Africa is home to more than a quarter of the world's languages, yet many of these languages are absent in the development of artificial intelligence (AI). This gap is largely due to insufficient investment and a lack of accessible data.
Current AI tools predominantly utilize English and a few other European and Chinese languages, which have extensive text data available online. In contrast, the majority of African languages are primarily oral, resulting in a scarcity of written content needed for effective AI training.
This linguistic disparity leaves millions at a disadvantage, unable to benefit from technological advancements. However, researchers have made significant strides to alleviate this issue by releasing the largest known dataset of African languages.
Prof Vukosi Marivate of the University of Pretoria explains, If technology doesn't reflect our languages, a whole group risks being left behind. The African Next Voices project, funded by a $2.2 million Gates Foundation grant, aims to create AI-ready datasets in 18 languages, representing a small fraction of the continent's over 2,000 languages.
In just two years, the initiative has recorded 9,000 hours of speech across Kenya, Nigeria, and South Africa, capturing real-life contexts in farming, health, and education. The recorded languages include Kikuyu, Dholuo, Hausa, Yoruba, isiZulu, and Tshivenda, speaking to millions of individuals.

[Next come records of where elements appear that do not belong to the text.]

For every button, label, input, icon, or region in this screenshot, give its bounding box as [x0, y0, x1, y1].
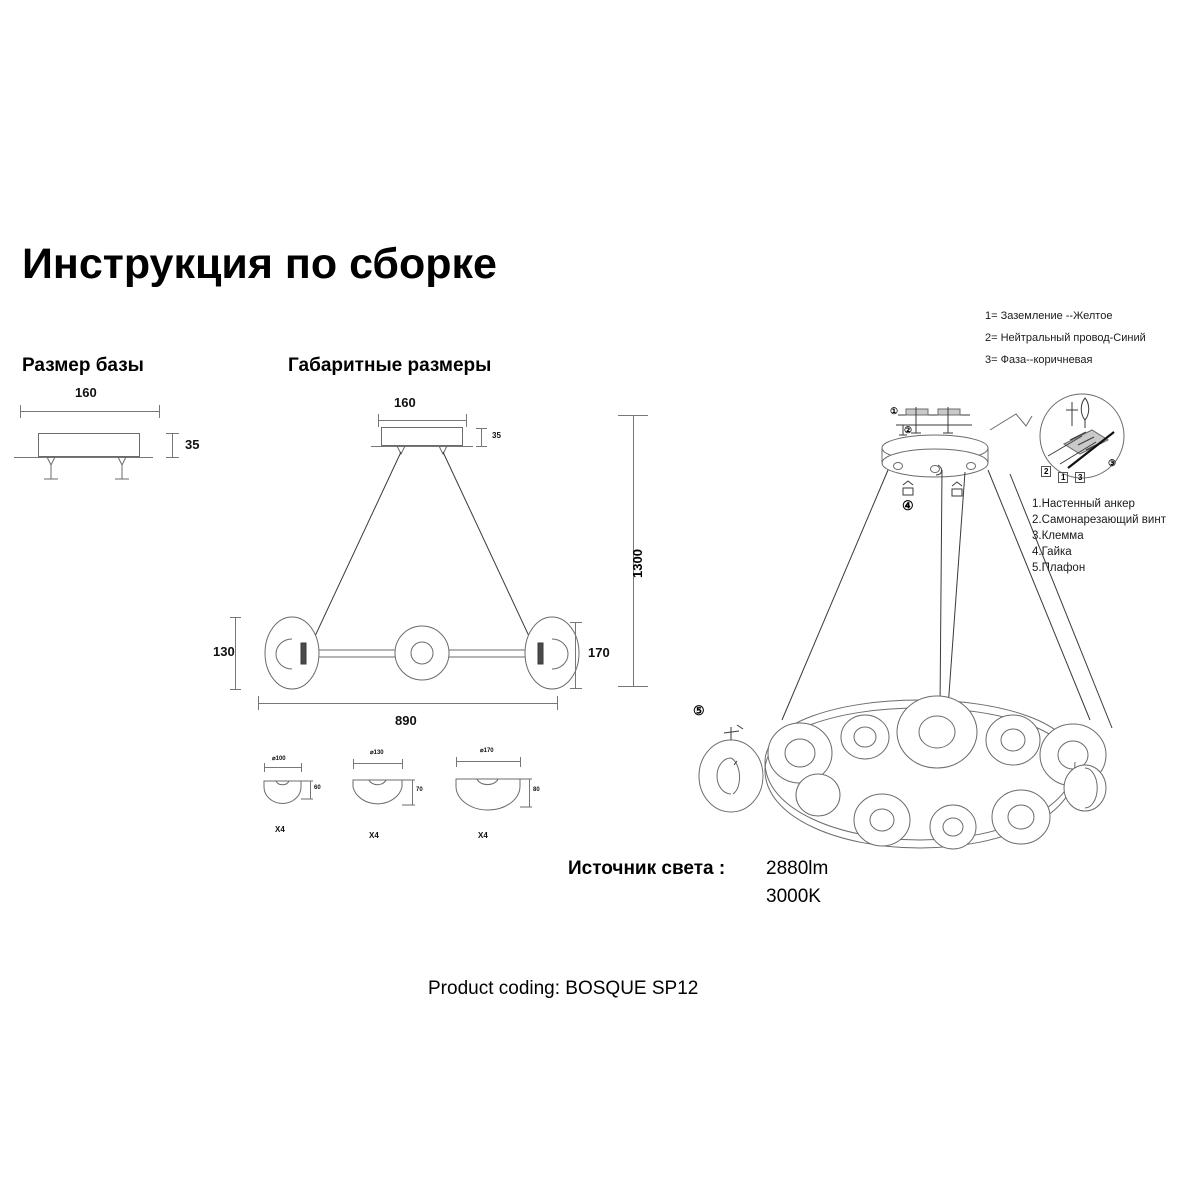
base-canopy-body	[38, 433, 140, 457]
callout-terminal-marker: ③	[1108, 458, 1117, 468]
page-title: Инструкция по сборке	[22, 240, 497, 288]
shade-130-qty-label: X4	[369, 831, 379, 840]
callout-screw-marker: ②	[904, 425, 913, 435]
wiring-legend-item-live: 3= Фаза--коричневая	[985, 354, 1093, 366]
light-source-lumens: 2880lm	[766, 858, 829, 879]
span-width-label: 890	[395, 713, 417, 728]
base-height-label: 35	[185, 437, 200, 452]
shade-170-qty-label: X4	[478, 831, 488, 840]
canopy-body	[381, 427, 463, 446]
bar-height-label: 170	[588, 645, 610, 660]
drop-height-label: 1300	[630, 549, 645, 578]
parts-list-item-4: 4.Гайка	[1032, 546, 1072, 558]
wire-tag-ground: 1	[1058, 472, 1069, 483]
shade-100-profile	[263, 780, 313, 804]
shade-variant-170: ⌀170 80 X4	[450, 747, 550, 849]
overall-dimension-drawing: 160 35	[213, 395, 650, 735]
callout-nut-marker: ④	[902, 498, 914, 513]
wire-tag-live: 3	[1075, 472, 1086, 483]
ceiling-mount-assembly: ① ② ④	[870, 395, 1070, 535]
fixture-elevation	[264, 445, 580, 690]
shade-variant-130: ⌀130 70 X4	[345, 749, 440, 849]
shade-170-profile	[455, 778, 532, 811]
chandelier-perspective-view	[781, 469, 1113, 729]
shade-170-diameter-label: ⌀170	[480, 748, 494, 754]
shade-detail-drawing	[698, 724, 764, 813]
shade-130-height-label: 70	[416, 787, 423, 793]
callout-anchor-marker: ①	[890, 406, 899, 416]
canopy-width-label: 160	[394, 395, 416, 410]
wiring-legend-item-neutral: 2= Нейтральный провод-Синий	[985, 332, 1146, 344]
shade-130-diameter-label: ⌀130	[370, 750, 384, 756]
shade-100-qty-label: X4	[275, 825, 285, 834]
parts-list-item-5: 5.Плафон	[1032, 562, 1086, 574]
section-heading-overall-size: Габаритные размеры	[288, 355, 492, 376]
terminal-block-magnifier: 2 1 3 ③	[989, 392, 1140, 487]
light-source-spec: Источник света : 2880lm 3000K	[568, 858, 898, 918]
shade-100-height-label: 60	[314, 785, 321, 791]
ceiling-plate-detail	[881, 407, 989, 497]
parts-list-item-1: 1.Настенный анкер	[1032, 498, 1135, 510]
product-coding-label: Product coding: BOSQUE SP12	[428, 978, 699, 999]
chandelier-ring-assembly	[741, 695, 1107, 850]
parts-list-item-3: 3.Клемма	[1032, 530, 1084, 542]
drop-height-dimension: 1300	[600, 415, 670, 695]
light-source-label: Источник света :	[568, 858, 726, 879]
callout-shade-marker: ⑤	[693, 703, 705, 718]
parts-list-item-2: 2.Самонарезающий винт	[1032, 514, 1166, 526]
shade-variants-group: ⌀100 60 X4 ⌀130	[255, 748, 545, 850]
parts-list: 1.Настенный анкер 2.Самонарезающий винт …	[1032, 498, 1200, 588]
wire-tag-neutral: 2	[1041, 466, 1052, 477]
section-heading-base-size: Размер базы	[22, 355, 144, 376]
base-size-drawing: 160 35	[14, 385, 224, 500]
wiring-legend: 1= Заземление --Желтое 2= Нейтральный пр…	[985, 310, 1195, 380]
base-anchor-points	[44, 456, 129, 480]
shade-variant-100: ⌀100 60 X4	[255, 755, 337, 850]
light-source-color-temp: 3000K	[766, 886, 821, 907]
canopy-height-label: 35	[492, 431, 501, 440]
terminal-block-detail	[989, 393, 1125, 479]
shade-170-height-label: 80	[533, 787, 540, 793]
wiring-legend-item-ground: 1= Заземление --Желтое	[985, 310, 1113, 322]
shade-130-profile	[352, 779, 415, 806]
base-width-label: 160	[75, 385, 97, 400]
shade-callout-group: ⑤	[693, 703, 783, 823]
shade-height-label: 130	[213, 644, 235, 659]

The hope is that the data will spur further developments in AI tools tailored for African languages, enabling comprehensive solutions for various sectors. Farmer Kelebogile Mosime highlights the impact of such initiatives, sharing her experience using the AI-Farmer app, which supports several local languages.
As venture-backed companies like Lelapa AI emerge, there’s a clear movement towards utilizing AI for meaningful connections with the African populace, ensuring equitable access to essential services. As Prof Marivate poignantly states, Without indigenous languages, we not only lose data—we lose perspectives, histories, and cultures that shape our understanding of the world.